Murphy’s testimony was supposed to shore up this part of Google’s defense, but as Google’s defense wound down, the DOJ appeared intent to remind Judge Amit Mehta that evidence allegedly showed that these default deals were the key to maintaining Google’s alleged illegal monopolies in search and advertising. By the time the DOJ began their line of questioning, Murphy was likely already eager to get out of the hot seat.
Big Tech on Trial reporter Lee Hepner—who also serves as antitrust legal counsel for the nonprofit the American Economic Liberties Project—posted on X (formerly Twitter) to summarize Murphy’s testimony as arguing, “Google’s Search monopoly is good for you, consumer choice is ‘irrational,’ and privacy is bad quality.”

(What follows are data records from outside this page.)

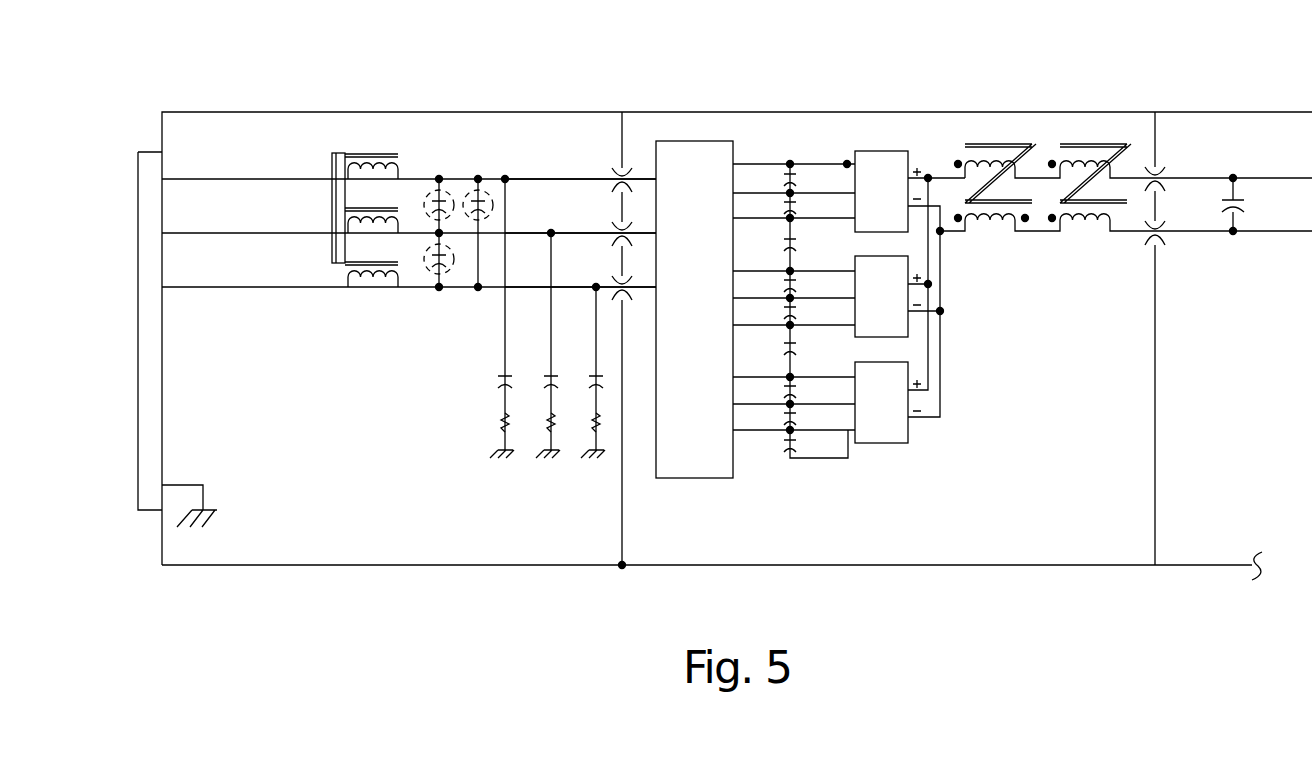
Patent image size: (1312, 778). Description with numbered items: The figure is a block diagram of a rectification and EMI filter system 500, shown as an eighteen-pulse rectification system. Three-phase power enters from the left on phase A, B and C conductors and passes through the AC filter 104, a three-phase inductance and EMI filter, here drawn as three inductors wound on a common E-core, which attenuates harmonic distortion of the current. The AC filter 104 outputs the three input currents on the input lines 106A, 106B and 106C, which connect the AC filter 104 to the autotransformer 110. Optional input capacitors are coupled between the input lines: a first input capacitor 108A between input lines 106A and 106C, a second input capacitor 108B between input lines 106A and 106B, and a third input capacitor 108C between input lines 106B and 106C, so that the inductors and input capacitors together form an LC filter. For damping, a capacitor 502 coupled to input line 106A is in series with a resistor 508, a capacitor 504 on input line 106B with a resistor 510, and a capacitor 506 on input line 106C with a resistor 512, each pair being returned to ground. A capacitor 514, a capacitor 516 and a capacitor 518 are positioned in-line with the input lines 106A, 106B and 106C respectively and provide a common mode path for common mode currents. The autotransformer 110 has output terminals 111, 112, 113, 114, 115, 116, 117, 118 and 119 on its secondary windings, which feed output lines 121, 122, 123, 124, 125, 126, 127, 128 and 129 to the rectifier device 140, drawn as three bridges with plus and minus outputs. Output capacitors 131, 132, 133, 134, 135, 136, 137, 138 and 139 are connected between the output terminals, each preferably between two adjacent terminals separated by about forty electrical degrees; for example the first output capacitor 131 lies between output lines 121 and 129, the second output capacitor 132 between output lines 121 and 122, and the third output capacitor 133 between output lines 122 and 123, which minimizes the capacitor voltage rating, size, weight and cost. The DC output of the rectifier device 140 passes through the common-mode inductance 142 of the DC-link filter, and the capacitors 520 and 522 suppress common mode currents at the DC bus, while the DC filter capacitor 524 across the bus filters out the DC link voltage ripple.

The rectification and EMI filter system 500 is at (120, 104).
The AC filter 104 is at (363, 302).
The first input capacitor 108A is at (485, 195).
The second input capacitor 108B is at (436, 195).
The third input capacitor 108C is at (424, 262).
The input line 106A is at (535, 178).
The input line 106B is at (522, 232).
The input line 106C is at (562, 287).
The capacitor 502 is at (504, 377).
The capacitor 504 is at (548, 376).
The capacitor 506 is at (599, 390).
The resistor 508 is at (500, 428).
The resistor 510 is at (548, 433).
The resistor 512 is at (598, 433).
The capacitor 514 is at (627, 170).
The capacitor 516 is at (629, 225).
The capacitor 518 is at (629, 279).
The autotransformer 110 is at (714, 472).
The output terminal 111 is at (771, 162).
The output terminal 112 is at (771, 190).
The output terminal 113 is at (771, 215).
The output terminal 114 is at (771, 269).
The output terminal 115 is at (771, 295).
The output terminal 116 is at (771, 321).
The output terminal 117 is at (771, 374).
The output terminal 118 is at (771, 400).
The output terminal 119 is at (771, 426).
The output line 121 is at (794, 155).
The output line 122 is at (765, 184).
The output line 123 is at (765, 209).
The output line 124 is at (765, 261).
The output line 125 is at (765, 289).
The output line 126 is at (765, 316).
The output line 127 is at (765, 367).
The output line 128 is at (765, 395).
The output line 129 is at (765, 421).
The first output capacitor 131 is at (816, 445).
The second output capacitor 132 is at (813, 179).
The third output capacitor 133 is at (813, 207).
The output capacitor 134 is at (813, 244).
The output capacitor 135 is at (813, 286).
The output capacitor 136 is at (813, 313).
The output capacitor 137 is at (813, 351).
The output capacitor 138 is at (813, 392).
The output capacitor 139 is at (813, 418).
The rectifier device 140 is at (910, 297).
The common-mode inductance 142 is at (1040, 287).
The capacitor 520 is at (1178, 166).
The capacitor 522 is at (1178, 386).
The DC filter capacitor 524 is at (1242, 200).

On the day prior, Murphy potentially bolstered the DOJ’s case by accidentally leaking a key figure that both Google and Apple had specifically requested remain confidential—confirming that Apple gets a 36 percent cut of search ad revenue from its Safari deal with Google.
Google seemingly sought to redact this information from Murphy’s trial transcript, but Mehta “ruled against redacting transcripts of inadvertently disclosed information (presumably the 36 percent Google-Apple revenue share figure) finding a lack of competitive harm,” Big Tech on Trial reported. Meanwhile, Google CEO Sundar Pichai, during Google’s other monopoly trial, confirmed on Tuesday that the 36 percent figure that Murphy shared was accurate, Bloomberg reported.
Although it’s still unclear exactly how much money Apple gets from its default deal with Google, it’s obvious that the default placements in Safari are extremely valuable to Google. Experts estimated that with such significant revenue-sharing, the Safari deal is potentially worth tens of billions of dollars to Apple, on top of the $18 billion that Google pays annually just to keep the deal in place.
In the coming days, the DOJ will present its rebuttal to Google’s arguments.
Mehta is expected to rule next year “after both sides summarize their cases in writing and deliver closing arguments,” The New York Times reported. It’s currently hard to tell which way the judge is leaning. Big Tech on Trial reporter Yosef Weitzman wrote that the judge has kept his “cards close to his chest” throughout the trial.
Mehta will have to resolve complex legal questions in the case and parse conflicting expert analyses, Weitzman said, to confidently decide if Google’s business model is helping or harming consumers. While many have reported that the risk of Mehta ruling against Google could be a breakup of Google’s search business that could shake up the way the Internet works for nearly everyone around the world, Weitzman also pointed out that Google would likely appeal an unfavorable verdict, possibly sending the case to the Supreme Court.
The DOJ hopes that Mehta will conclude that Google is paying tens of billions not just to drive traffic to its search engine and boost search ad revenue but also to lock out rivals who can’t possibly compete without winning those default placements.
And Google is hoping that Mehta will land on its side, perhaps most crucially agreeing that Google pays Apple so much for the Safari deal because, as Pichai testified earlier in this monopoly trial, Google users depend on its search engine to get the best results, and Google feared that Apple may have degraded their experience in Safari without the deal, The Times reported. Rather than strong-arming Apple into an allegedly exclusive deal just to stop rivals from competing, Pichai testified that for Google, “there was a lot of uncertainty about what would happen if the deal didn’t exist.”